6. Repeat the same general process at the hem. Drape and slightly crisscross the vertical edges of the chiffon, so they cover the zipper. Try on, and stitch in place.
"Mogul" patent heels, by Bill Blass (piperlime.com)
Sophisticated Pleated Skirt
Subdued and straitlaced before, this icy-blue dress warms up a little bit with a pleated skirt. This salmon-colored silk satin isn't lined, which gives it a slightly crinkled, casual look that Katie likes.
What You'll Need
Bateau-neck top and floor-length A-line skirt, minus the skirt
2 yards silk satin (from Mood Fabrics; 212-730-5003)
Enameled shank buttons (from Mood Fabrics; 212-730-5003)
Extra-large snaps (available at fabric stores)
Pleated Skirt How-To
1. Put on the top and measure around your lower rib cage. Cut a piece of silk that is double that length.
2. Fold the silk in half lengthwise, and sew the ends together (so it resembles a large loop or sleeve).
3. Along the top of the sleeve, use an iron and pins to fold the edge over half an inch, then another half inch; hem with the sewing machine.
4. Step inside the loop, hold it at the height where you'll attach it to the top, and mark the length that you want. Repeat step 3 for the lower hem. "It's easier to get an even length when you hem it before you pleat it," Katie says.

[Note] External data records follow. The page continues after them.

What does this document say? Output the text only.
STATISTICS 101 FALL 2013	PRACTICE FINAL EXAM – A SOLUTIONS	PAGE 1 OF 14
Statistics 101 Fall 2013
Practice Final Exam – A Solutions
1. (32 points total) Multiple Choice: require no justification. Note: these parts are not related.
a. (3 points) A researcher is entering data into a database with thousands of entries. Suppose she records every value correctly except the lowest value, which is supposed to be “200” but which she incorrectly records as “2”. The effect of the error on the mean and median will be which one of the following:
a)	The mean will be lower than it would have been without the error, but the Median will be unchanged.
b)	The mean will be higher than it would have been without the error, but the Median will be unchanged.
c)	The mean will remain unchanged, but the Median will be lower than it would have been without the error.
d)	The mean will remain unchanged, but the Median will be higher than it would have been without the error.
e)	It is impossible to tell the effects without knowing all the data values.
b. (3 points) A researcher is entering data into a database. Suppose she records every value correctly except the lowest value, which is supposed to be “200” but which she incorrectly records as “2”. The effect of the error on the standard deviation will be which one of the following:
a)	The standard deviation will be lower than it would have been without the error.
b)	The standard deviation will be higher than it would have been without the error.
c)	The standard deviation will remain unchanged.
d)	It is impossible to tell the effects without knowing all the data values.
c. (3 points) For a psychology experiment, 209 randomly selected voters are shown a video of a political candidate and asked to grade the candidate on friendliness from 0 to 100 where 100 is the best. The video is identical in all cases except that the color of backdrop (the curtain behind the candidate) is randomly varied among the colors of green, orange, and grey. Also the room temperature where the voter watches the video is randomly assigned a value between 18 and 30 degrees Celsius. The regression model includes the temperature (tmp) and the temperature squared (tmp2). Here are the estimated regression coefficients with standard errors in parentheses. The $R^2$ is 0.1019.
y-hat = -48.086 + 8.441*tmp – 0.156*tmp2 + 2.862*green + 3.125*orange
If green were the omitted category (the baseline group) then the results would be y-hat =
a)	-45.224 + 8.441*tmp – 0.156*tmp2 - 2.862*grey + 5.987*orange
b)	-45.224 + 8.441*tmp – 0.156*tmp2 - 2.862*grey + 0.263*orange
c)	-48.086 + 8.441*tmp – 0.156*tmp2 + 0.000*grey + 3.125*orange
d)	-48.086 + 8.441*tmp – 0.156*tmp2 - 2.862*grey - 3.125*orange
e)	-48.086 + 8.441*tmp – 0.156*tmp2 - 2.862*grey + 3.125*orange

5. Using the length of your hand as a standard width for the pleats, start pinning them in place. (The interior part of the pleat should be the length of your hand, then folded in half. Or folded back and then forward behind itself. Continue around the top of the skirt.
6. Sew all but one pleat in place by anchoring with shank buttons. For the last pleat, which will go right at the side zipper, sew a TK snap. (This lets you get in and out of the dress.)
7. Baste the skirt onto the top, and then stitch through the shank buttons once more, to make the attachment extra secure.